鶴田浩二の歌う「サンドイッチマン物語」。宮川哲夫作詞、吉田正作曲で、俳優として大活躍した鶴田が吹き込んだ内の一曲です。大正13年に兵庫県で生まれた彼は本名を小野榮一と云い、その後親の事情で母の実家がある静岡県浜松市に移ります。家庭環境はとても悪く陰惨な少年時代を過ごした彼ですが、救ったのは役者への道でした。高田浩吉に拾われて彼の劇団に属する傍ら、高等学校への進学も果たすのですが、時代は戦争只中。学徒出陣で海軍航空隊の基地要員になり、多くの特攻隊員を見送った辛い経験が後に鶴田浩二と云う役者の糧の一つになるのです。戦後松竹から新人スターとして売り出し、少女時代の美空ひばりと共演して瞬く間に人気を獲得。ルックスも良く、高田浩吉から歌は武器である旨鍛えられた彼は、昭和25年に「男の夜曲」で歌手デビューしました🎙️。

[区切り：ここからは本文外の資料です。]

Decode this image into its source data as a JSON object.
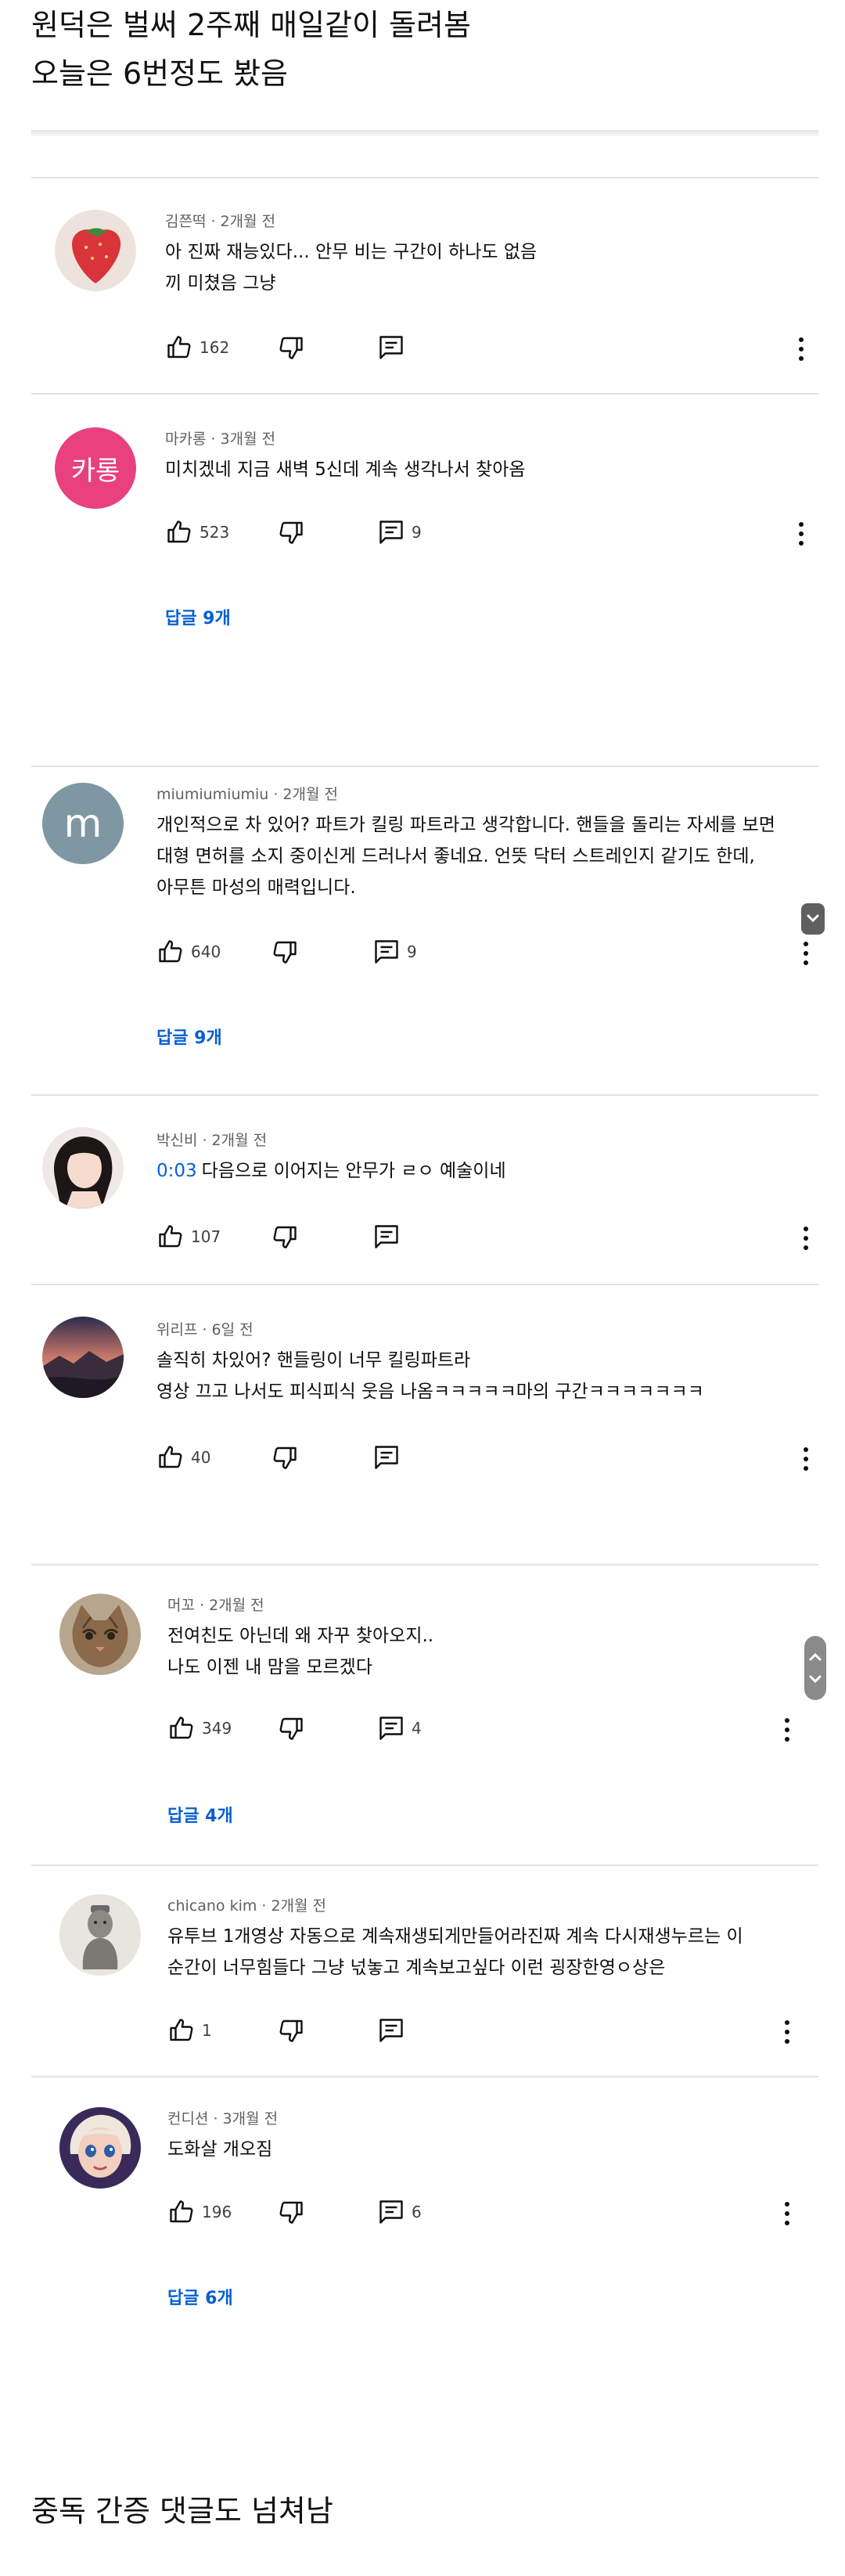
{
  "header": {
    "line1": "원덕은 벌써 2주째 매일같이 돌려봄",
    "line2": "오늘은 6번정도 봤음"
  },
  "comments": [
    {
      "author": "김쯘떡 · 2개월 전",
      "text": [
        "아 진짜 재능있다... 안무 비는 구간이 하나도 없음",
        "끼 미쳤음 그냥"
      ],
      "likes": "162",
      "replies_count": "",
      "replies_link": ""
    },
    {
      "author": "마카롱 · 3개월 전",
      "avatar_text": "카롱",
      "text": [
        "미치겠네 지금 새벽 5신데 계속 생각나서 찾아옴"
      ],
      "likes": "523",
      "replies_count": "9",
      "replies_link": "답글 9개"
    },
    {
      "author": "miumiumiumiu · 2개월 전",
      "avatar_text": "m",
      "text": [
        "개인적으로 차 있어? 파트가 킬링 파트라고 생각합니다. 핸들을 돌리는 자세를 보면",
        "대형 면허를 소지 중이신게 드러나서 좋네요. 언뜻 닥터 스트레인지 같기도 한데,",
        "아무튼 마성의 매력입니다."
      ],
      "likes": "640",
      "replies_count": "9",
      "replies_link": "답글 9개"
    },
    {
      "author": "박신비 · 2개월 전",
      "timestamp": "0:03",
      "text": [
        "다음으로 이어지는 안무가 ㄹㅇ 예술이네"
      ],
      "likes": "107",
      "replies_count": "",
      "replies_link": ""
    },
    {
      "author": "위리프 · 6일 전",
      "text": [
        "솔직히  차있어? 핸들링이 너무 킬링파트라",
        "영상 끄고 나서도 피식피식 웃음 나옴ㅋㅋㅋㅋㅋ마의 구간ㅋㅋㅋㅋㅋㅋㅋ"
      ],
      "likes": "40",
      "replies_count": "",
      "replies_link": ""
    },
    {
      "author": "머꼬 · 2개월 전",
      "text": [
        "전여친도 아닌데 왜 자꾸 찾아오지..",
        "나도 이젠 내 맘을 모르겠다"
      ],
      "likes": "349",
      "replies_count": "4",
      "replies_link": "답글 4개"
    },
    {
      "author": "chicano kim · 2개월 전",
      "text": [
        "유투브 1개영상 자동으로 계속재생되게만들어라진짜 계속 다시재생누르는 이",
        "순간이 너무힘들다 그냥 넋놓고 계속보고싶다 이런 굉장한영ㅇ상은"
      ],
      "likes": "1",
      "replies_count": "",
      "replies_link": ""
    },
    {
      "author": "컨디션 · 3개월 전",
      "text": [
        "도화살 개오짐"
      ],
      "likes": "196",
      "replies_count": "6",
      "replies_link": "답글 6개"
    }
  ],
  "footer": {
    "caption": "중독 간증 댓글도 넘쳐남"
  },
  "colors": {
    "link_blue": "#065fd4",
    "avatar_pink": "#e8417d",
    "avatar_slate": "#7f97a3"
  }
}
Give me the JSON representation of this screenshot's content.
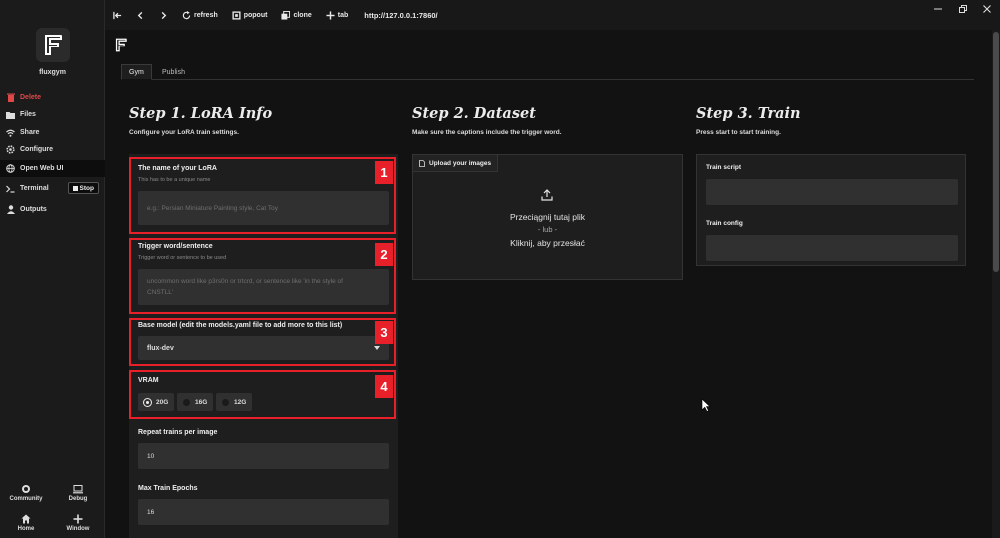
{
  "sidebar": {
    "app_name": "fluxgym",
    "items": [
      {
        "label": "Delete",
        "icon": "trash-icon"
      },
      {
        "label": "Files",
        "icon": "folder-icon"
      },
      {
        "label": "Share",
        "icon": "wifi-icon"
      },
      {
        "label": "Configure",
        "icon": "gear-icon"
      },
      {
        "label": "Open Web UI",
        "icon": "globe-icon"
      },
      {
        "label": "Terminal",
        "icon": "terminal-icon"
      },
      {
        "label": "Outputs",
        "icon": "user-icon"
      }
    ],
    "stop_label": "Stop",
    "bottom": [
      {
        "label": "Community",
        "icon": "community-icon"
      },
      {
        "label": "Debug",
        "icon": "monitor-icon"
      },
      {
        "label": "Home",
        "icon": "home-icon"
      },
      {
        "label": "Window",
        "icon": "plus-icon"
      }
    ]
  },
  "toolbar": {
    "refresh_label": "refresh",
    "popout_label": "popout",
    "clone_label": "clone",
    "tab_label": "tab",
    "url": "http://127.0.0.1:7860/"
  },
  "tabs": [
    {
      "label": "Gym",
      "active": true
    },
    {
      "label": "Publish",
      "active": false
    }
  ],
  "step1": {
    "title": "Step 1. LoRA Info",
    "subtitle": "Configure your LoRA train settings.",
    "lora_name": {
      "label": "The name of your LoRA",
      "hint": "This has to be a unique name",
      "placeholder": "e.g.: Persian Miniature Painting style, Cat Toy"
    },
    "trigger": {
      "label": "Trigger word/sentence",
      "hint": "Trigger word or sentence to be used",
      "placeholder_line1": "uncommon word like p3rs0n or trtcrd, or sentence like 'in the style of",
      "placeholder_line2": "CNSTLL'"
    },
    "base_model": {
      "label": "Base model (edit the models.yaml file to add more to this list)",
      "value": "flux-dev"
    },
    "vram": {
      "label": "VRAM",
      "options": [
        "20G",
        "16G",
        "12G"
      ],
      "selected": "20G"
    },
    "repeat": {
      "label": "Repeat trains per image",
      "value": "10"
    },
    "epochs": {
      "label": "Max Train Epochs",
      "value": "16"
    }
  },
  "step2": {
    "title": "Step 2. Dataset",
    "subtitle": "Make sure the captions include the trigger word.",
    "upload_tab": "Upload your images",
    "drop_line1": "Przeciągnij tutaj plik",
    "drop_line2": "- lub -",
    "drop_line3": "Kliknij, aby przesłać"
  },
  "step3": {
    "title": "Step 3. Train",
    "subtitle": "Press start to start training.",
    "script_label": "Train script",
    "config_label": "Train config"
  },
  "annotations": [
    "1",
    "2",
    "3",
    "4"
  ],
  "colors": {
    "highlight": "#e8202a",
    "background": "#121212",
    "panel": "#1e1e1e",
    "field": "#303030",
    "danger": "#e04848"
  }
}
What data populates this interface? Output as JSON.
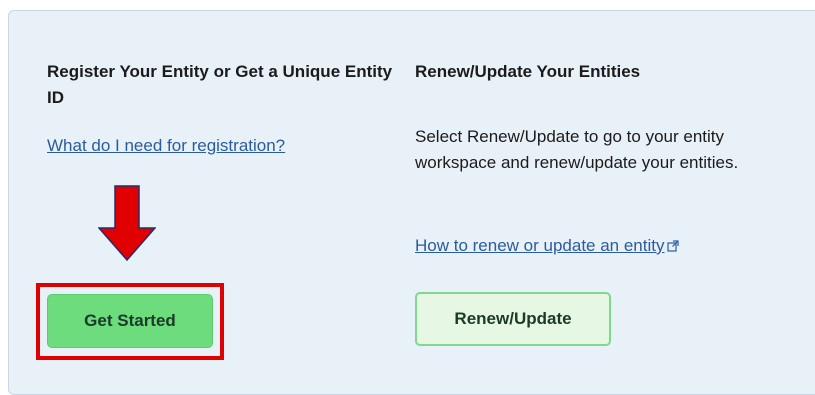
{
  "left_column": {
    "title": "Register Your Entity or Get a Unique Entity ID",
    "link_text": "What do I need for registration?",
    "button_label": "Get Started"
  },
  "right_column": {
    "title": "Renew/Update Your Entities",
    "description": "Select Renew/Update to go to your entity workspace and renew/update your entities.",
    "link_text": "How to renew or update an entity",
    "link_icon": "external-link-icon",
    "button_label": "Renew/Update"
  },
  "annotations": {
    "arrow_color": "#e10000",
    "highlight_color": "#e10000"
  },
  "colors": {
    "panel_bg": "#e8f0f8",
    "primary_button": "#6ddc7c",
    "secondary_button_bg": "#e6f7e4",
    "link": "#2b5c9e"
  }
}
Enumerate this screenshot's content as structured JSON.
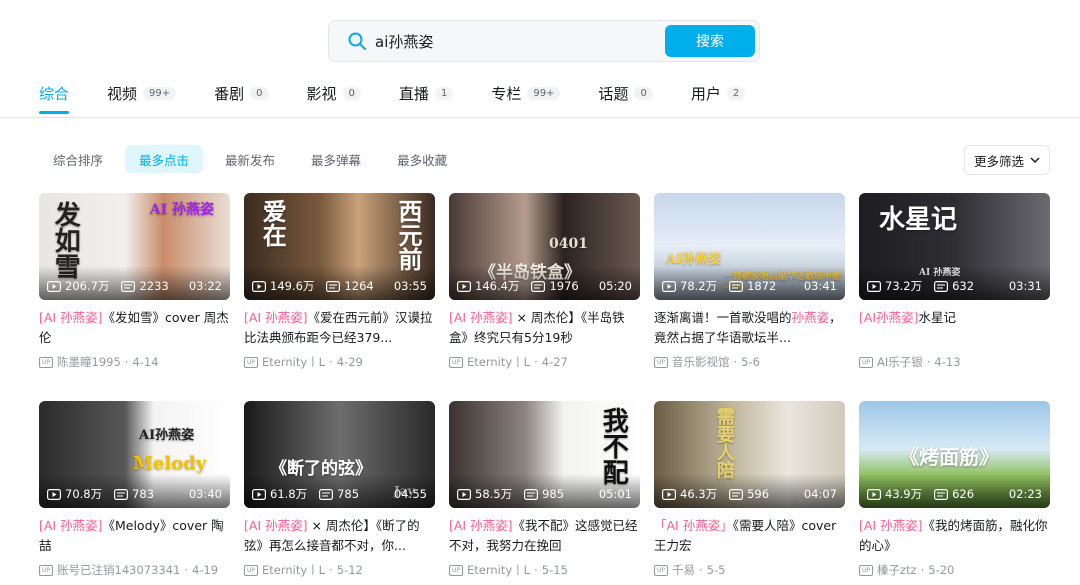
{
  "search": {
    "value": "ai孙燕姿",
    "button": "搜索"
  },
  "tabs": [
    {
      "label": "综合",
      "count": ""
    },
    {
      "label": "视频",
      "count": "99+"
    },
    {
      "label": "番剧",
      "count": "0"
    },
    {
      "label": "影视",
      "count": "0"
    },
    {
      "label": "直播",
      "count": "1"
    },
    {
      "label": "专栏",
      "count": "99+"
    },
    {
      "label": "话题",
      "count": "0"
    },
    {
      "label": "用户",
      "count": "2"
    }
  ],
  "filters": [
    "综合排序",
    "最多点击",
    "最新发布",
    "最多弹幕",
    "最多收藏"
  ],
  "more_filter": "更多筛选",
  "up_badge": "UP",
  "videos": [
    {
      "views": "206.7万",
      "danmaku": "2233",
      "duration": "03:22",
      "title_kw": "[AI 孙燕姿]",
      "title_rest": "《发如雪》cover 周杰伦",
      "author": "陈墨瞳1995",
      "date": "4-14",
      "thumb_text": "发如雪",
      "thumb_text2": "AI 孙燕姿"
    },
    {
      "views": "149.6万",
      "danmaku": "1264",
      "duration": "03:55",
      "title_kw": "[AI 孙燕姿]",
      "title_rest": "《爱在西元前》汉谟拉比法典颁布距今已经379...",
      "author": "Eternity丨L",
      "date": "4-29",
      "thumb_text": "爱在",
      "thumb_text2": "西元前"
    },
    {
      "views": "146.4万",
      "danmaku": "1976",
      "duration": "05:20",
      "title_kw": "[AI 孙燕姿]",
      "title_rest": " × 周杰伦】《半岛铁盒》终究只有5分19秒",
      "author": "Eternity丨L",
      "date": "4-27",
      "thumb_text": "《半岛铁盒》",
      "thumb_text2": "0401"
    },
    {
      "views": "78.2万",
      "danmaku": "1872",
      "duration": "03:41",
      "title_pre": "逐渐离谱！一首歌没唱的",
      "title_kw": "孙燕姿",
      "title_rest": "，竟然占据了华语歌坛半...",
      "author": "音乐影视馆",
      "date": "5-6",
      "thumb_text": "AI孙燕姿",
      "thumb_text2": "一首歌没唱占据华语歌坛半壁江山"
    },
    {
      "views": "73.2万",
      "danmaku": "632",
      "duration": "03:31",
      "title_kw": "[AI孙燕姿]",
      "title_rest": "水星记",
      "author": "AI乐子银",
      "date": "4-13",
      "thumb_text": "水星记",
      "thumb_text2": "AI 孙燕姿"
    },
    {
      "views": "70.8万",
      "danmaku": "783",
      "duration": "03:40",
      "title_kw": "[AI 孙燕姿]",
      "title_rest": "《Melody》cover 陶喆",
      "author": "账号已注销143073341",
      "date": "4-19",
      "thumb_text": "AI孙燕姿",
      "thumb_text2": "Melody"
    },
    {
      "views": "61.8万",
      "danmaku": "785",
      "duration": "04:55",
      "title_kw": "[AI 孙燕姿]",
      "title_rest": " × 周杰伦】《断了的弦》再怎么接音都不对，你...",
      "author": "Eternity丨L",
      "date": "5-12",
      "thumb_text": "《断了的弦》",
      "thumb_text2": "Jay"
    },
    {
      "views": "58.5万",
      "danmaku": "985",
      "duration": "05:01",
      "title_kw": "[AI 孙燕姿]",
      "title_rest": "《我不配》这感觉已经不对，我努力在挽回",
      "author": "Eternity丨L",
      "date": "5-15",
      "thumb_text": "我不配",
      "thumb_text2": ""
    },
    {
      "views": "46.3万",
      "danmaku": "596",
      "duration": "04:07",
      "title_kw": "「AI 孙燕姿」",
      "title_rest": "《需要人陪》cover 王力宏",
      "author": "千易",
      "date": "5-5",
      "thumb_text": "需要人陪",
      "thumb_text2": ""
    },
    {
      "views": "43.9万",
      "danmaku": "626",
      "duration": "02:23",
      "title_kw": "[AI 孙燕姿]",
      "title_rest": "《我的烤面筋，融化你的心》",
      "author": "榛子ztz",
      "date": "5-20",
      "thumb_text": "《烤面筋》",
      "thumb_text2": ""
    }
  ],
  "colors": {
    "accent": "#00aeec",
    "keyword": "#f25d8e"
  }
}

「サンドイッチマン物語」は、ビクター移籍後に吹き込んでヒットした「街のサンドイッチマン」の姉妹作です。作詞作曲も同じ顔触れであり、前曲の作風を活かしつつ間奏には小さな弟を気遣う台詞が出て来ます。胸と背中にキャバレーの看板を抱えて、手にはプラカード。通行人の目線を浴びながら繁華街を行く哀しさを、鶴田は侘び寂び込めて歌いました。台詞のバックではアルトサックスやトランペットで「街のサンドイッチマン」が奏でられ、映画のワンシーンを思わせます。それにしても歌詞にある“せめてなりなよ、人並みに…”には身がグサグサ来ますね。世間の底辺に生きながら、そして苦しむ人が一向に減らない今日ですが、その彼等を描いた歌は今は殆ど姿を消してしまいました。こう云う社会派的な歌謡曲は、その当人らにどう響いていたのでしょうか…気になる所です🤔。